The governor, in a brief news conference at his Manhattan office, said, "I have acted in a way that violates my obligations to my family ... my sense of right and wrong. I must now dedicate some time to regain the trust to my family."
Spitzer's wife, Silda, stood at his side, as he made the statement. They have three daughters.
The alleged prostitution connection - first reported by The New York Times - marked a stunning turn of events for a politician who built his legacy on rooting out corruption.
Last week, federal prosecutors in Manhattan filed conspiracy charges against four people, accusing them of running a prostitution ring that charged wealthy clients in Europe and the U.S. thousands of dollars for prostitutes.

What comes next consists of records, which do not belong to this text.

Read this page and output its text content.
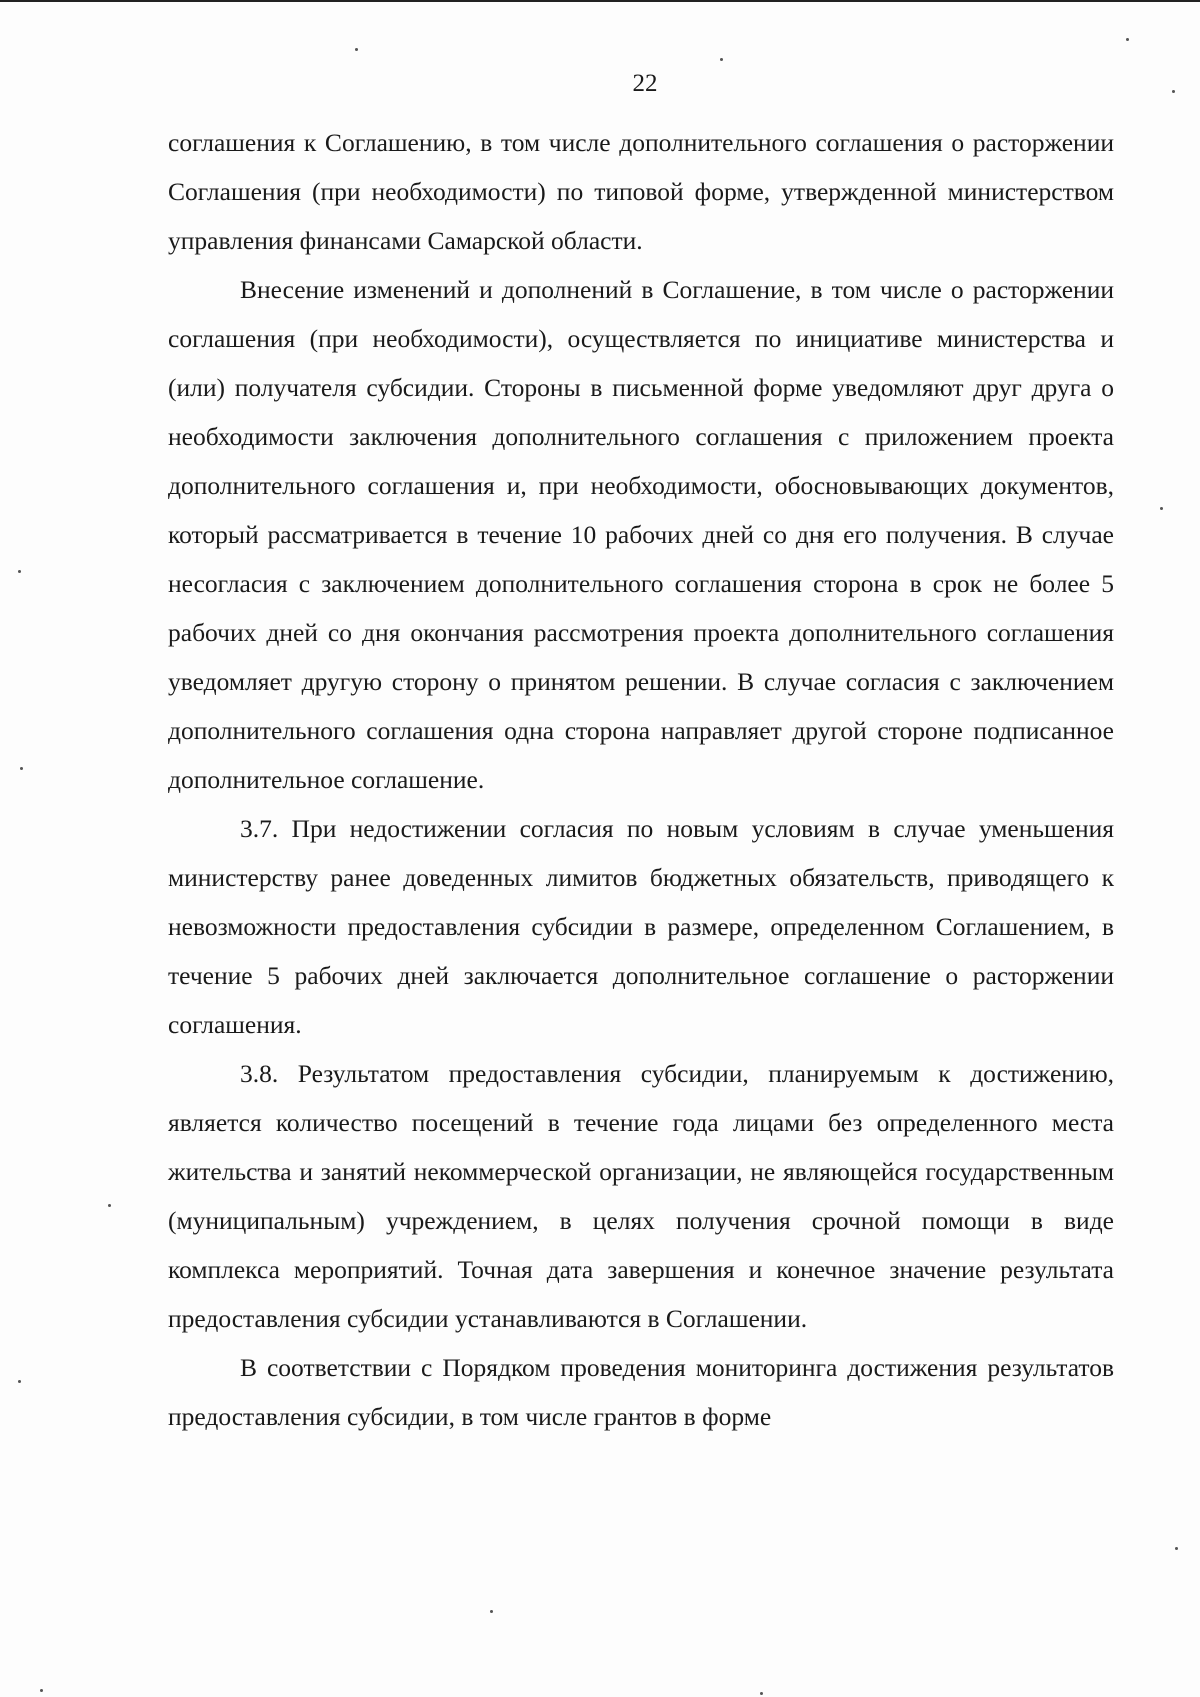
22

соглашения к Соглашению, в том числе дополнительного соглашения о расторжении Соглашения (при необходимости) по типовой форме, утвержденной министерством управления финансами Самарской области.

Внесение изменений и дополнений в Соглашение, в том числе о расторжении соглашения (при необходимости), осуществляется по инициативе министерства и (или) получателя субсидии. Стороны в письменной форме уведомляют друг друга о необходимости заключения дополнительного соглашения с приложением проекта дополнительного соглашения и, при необходимости, обосновывающих документов, который рассматривается в течение 10 рабочих дней со дня его получения. В случае несогласия с заключением дополнительного соглашения сторона в срок не более 5 рабочих дней со дня окончания рассмотрения проекта дополнительного соглашения уведомляет другую сторону о принятом решении. В случае согласия с заключением дополнительного соглашения одна сторона направляет другой стороне подписанное дополнительное соглашение.

3.7. При недостижении согласия по новым условиям в случае уменьшения министерству ранее доведенных лимитов бюджетных обязательств, приводящего к невозможности предоставления субсидии в размере, определенном Соглашением, в течение 5 рабочих дней заключается дополнительное соглашение о расторжении соглашения.

3.8. Результатом предоставления субсидии, планируемым к достижению, является количество посещений в течение года лицами без определенного места жительства и занятий некоммерческой организации, не являющейся государственным (муниципальным) учреждением, в целях получения срочной помощи в виде комплекса мероприятий. Точная дата завершения и конечное значение результата предоставления субсидии устанавливаются в Соглашении.

В соответствии с Порядком проведения мониторинга достижения результатов предоставления субсидии, в том числе грантов в форме
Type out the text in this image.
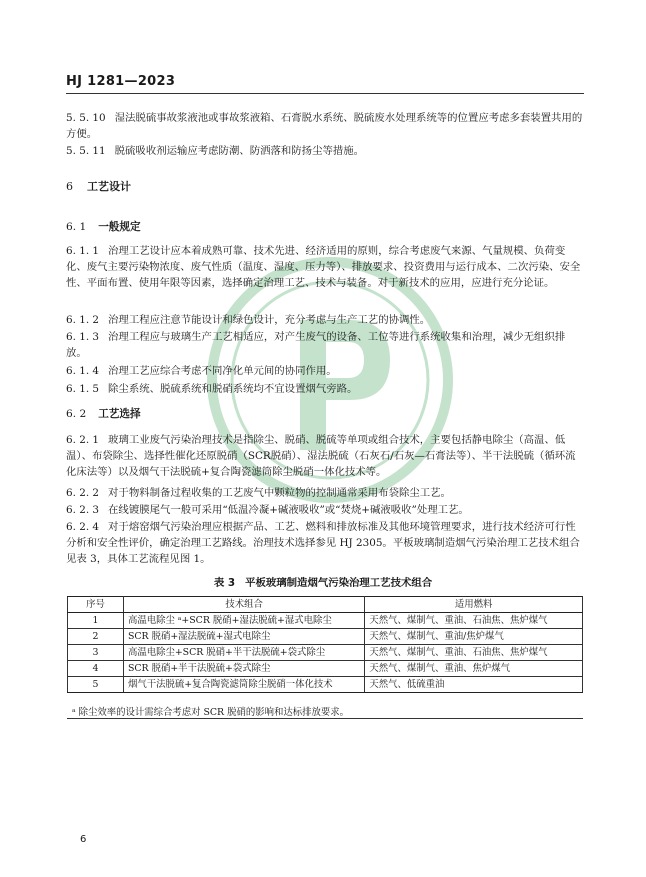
HJ 1281—2023

5. 5. 10 湿法脱硫事故浆液池或事故浆液箱、石膏脱水系统、脱硫废水处理系统等的位置应考虑多套装置共用的方便。

5. 5. 11 脱硫吸收剂运输应考虑防潮、防洒落和防扬尘等措施。

6 工艺设计
6. 1 一般规定

6. 1. 1 治理工艺设计应本着成熟可靠、技术先进、经济适用的原则，综合考虑废气来源、气量规模、负荷变化、废气主要污染物浓度、废气性质（温度、湿度、压力等）、排放要求、投资费用与运行成本、二次污染、安全性、平面布置、使用年限等因素，选择确定治理工艺、技术与装备。对于新技术的应用，应进行充分论证。

6. 1. 2 治理工程应注意节能设计和绿色设计，充分考虑与生产工艺的协调性。

6. 1. 3 治理工程应与玻璃生产工艺相适应，对产生废气的设备、工位等进行系统收集和治理，减少无组织排放。

6. 1. 4 治理工艺应综合考虑不同净化单元间的协同作用。

6. 1. 5 除尘系统、脱硫系统和脱硝系统均不宜设置烟气旁路。

6. 2 工艺选择

6. 2. 1 玻璃工业废气污染治理技术是指除尘、脱硝、脱硫等单项或组合技术，主要包括静电除尘（高温、低温）、布袋除尘、选择性催化还原脱硝（SCR脱硝）、湿法脱硫（石灰石/石灰—石膏法等）、半干法脱硫（循环流化床法等）以及烟气干法脱硫+复合陶瓷滤筒除尘脱硝一体化技术等。

6. 2. 2 对于物料制备过程收集的工艺废气中颗粒物的控制通常采用布袋除尘工艺。

6. 2. 3 在线镀膜尾气一般可采用“低温冷凝+碱液吸收”或“焚烧+碱液吸收”处理工艺。

6. 2. 4 对于熔窑烟气污染治理应根据产品、工艺、燃料和排放标准及其他环境管理要求，进行技术经济可行性分析和安全性评价，确定治理工艺路线。治理技术选择参见 HJ 2305。平板玻璃制造烟气污染治理工艺技术组合见表 3，具体工艺流程见图 1。

表 3 平板玻璃制造烟气污染治理工艺技术组合
序号	技术组合	适用燃料
1	高温电除尘 ᵃ+SCR 脱硝+湿法脱硫+湿式电除尘	天然气、煤制气、重油、石油焦、焦炉煤气
2	SCR 脱硝+湿法脱硫+湿式电除尘	天然气、煤制气、重油/焦炉煤气
3	高温电除尘+SCR 脱硝+半干法脱硫+袋式除尘	天然气、煤制气、重油、石油焦、焦炉煤气
4	SCR 脱硝+半干法脱硫+袋式除尘	天然气、煤制气、重油、焦炉煤气
5	烟气干法脱硫+复合陶瓷滤筒除尘脱硝一体化技术	天然气、低硫重油
ᵃ 除尘效率的设计需综合考虑对 SCR 脱硝的影响和达标排放要求。
6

The Web site of the Emperors Club VIP displays photographs of the prostitutes' bodies, with their faces hidden, along with hourly rates depending on whether the prostitutes were rated with various numbers of diamonds, with seven diamonds being the highest. Prosecutors said the highest-ranked prostitutes cost $5,500 an hour.
The case is being handled by prosecutors in the Public Corruption unit of U.S. Attorney Michael Garcia's office, which had no comment.
A law enforcement official has told The Associated Press that Spitzer's involvement in the prostitution ring was caught on a federal wiretap.
The official says Spitzer is identified in court papers as "Client 9," and the wiretap was part of an investigation that opened in the last few months.
The official says the New York governor met last month with at least one woman in a Washington hotel. The law enforcement official spoke on condition of anonymity because of the ongoing investigation.
Spitzer stormed into the governor's office in 2006 with a historic share of the vote, vowing to continue his no-nonsense approach to fixing one of the nation's worst governments.
But his stint as governor has been marred by several problems, including an unpopular plan to grant driver's licenses to illegal immigrants and a plot by his aides to smear Spitzer's main Republican nemesis, Senate Republican leader Joseph Bruno.
Spitzer had been expected to testify to the state Public Integrity Commission he had created to answer for his role in the scandal, in which his aides are accused of misusing state police to compile travel records to embarrass Bruno.
Spitzer had served two terms as attorney general where he pursued criminal and civil cases and cracked down on misconduct and conflicts of interests on Wall Street and in corporate America.
His cases as state attorney general included a few criminal prosecutions of prostitution rings and into tourism involving prostitutes.
In 2004, he was part of an investigation of an escort service in New York City that resulted in the arrest of 18 people on charges of promoting prostitution and related charges.